The opponent Antonio Rodiles is still digesting the news. “Everything has been sudden, surprising. For the moment one will have to analyze it in order to understand its full scope.”

Felicia, an engineer at ETECSA [Cuban Telecommunications Company], the only telecommunications company in Cuba, says that she had a meeting in the morning with her boss, where they told her that President Obama, thanks to the management of the Government of Cuba, had freed the three spies imprisoned in United States.

“They did not tell me that it was an exchange. I learned that after listening to the words of Raúl Castro. I think this is good. After all, between the two countries, there has never been a war. It was an artificial conflict created by Fidel and fueled by each different US administration. At some point it had to conclude,” says the Havana engineer.

After 56 years of a long journey through the desert, stormy relations between both countries seem to be returning to calm. There are still loose ends. The theme of the economic embargo now is gaining ever more strength for the Olive Green Autocracy and the indefatigable and powerful anti-embargo lobby based in the United States.

But the ball is in the court of Raúl Castro. If he really wants a serious relationship, based on trust, he has to offer something in exchange so that the surly Congress, with both Houses run by the Republicans, will unravel the embargo.

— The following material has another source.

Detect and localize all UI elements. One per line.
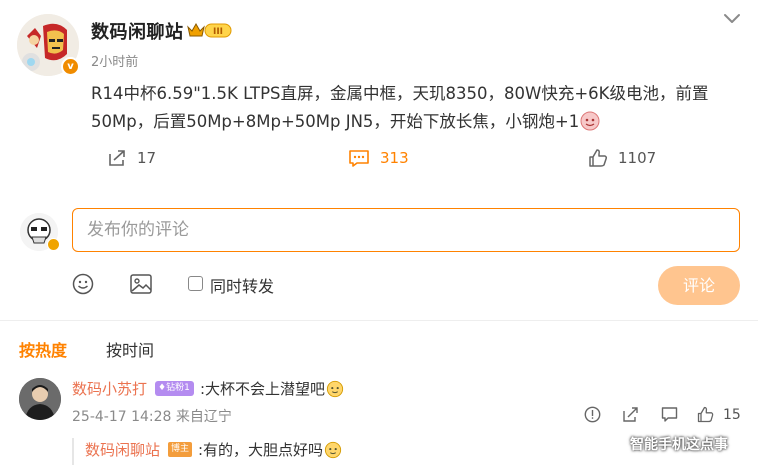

That means taking a substantial 180 degree turn with respect to battered and stepped-upon Cuban dissidents. In recent decades, they have suffered 25 years, imprisonment, banishment, beatings and verbal lynchings for demanding democracy and political freedoms.

General Castro will have to do more than free dissidents. It was positive gesture, to release the peaceful opposition Sonia Garro, her husband, and a political activist.

But what must change is the current scene. It is in the hands of the Cuban Government to sign the UN covenants and legalize the differing political tendencies.

It is difficult that after a year of secret negotiations between the two nations, they have not reached an agreement on the issue. According to the Cuban President, this is only a first step.

Gradually other issues will be discussed which remain on the agenda of one and the other country. The General can make history. His brother was the creator of the Revolution and he ruled with an iron fist for 46 years.

During that time, Raul was the Minister of Defense and he supported the autocratic policies of Fidel. Now, Castro II can put Cuba on the rails along a democratic path.

He has the unique possibility of changing the course of a nation overwhelmed by a leaky economy and a population exhausted by the excess of political discourse and the long embargo, which is not the key element of the current socialized misery in Cuba, but the great pretext used by the Havana regime

Waiting for new reports about the thaw between the two countries so close geographically and so distant politically, people standing on the island hope that a change of strategy will benefit everyone.

Puzzled and surprised, freelance journalist Jorge Olivera believes that it is too early to assimilate the good news. “We have to wait to see if this translates into real change and definite openings for political dissent. I hope that all the drama that we have lived with for so long has reached its end.”

Iván García

Photo: Flags of Cuba and United States inside a private taxi that circulates around the streets of Havana. Taken from América TeVé [television from Miami].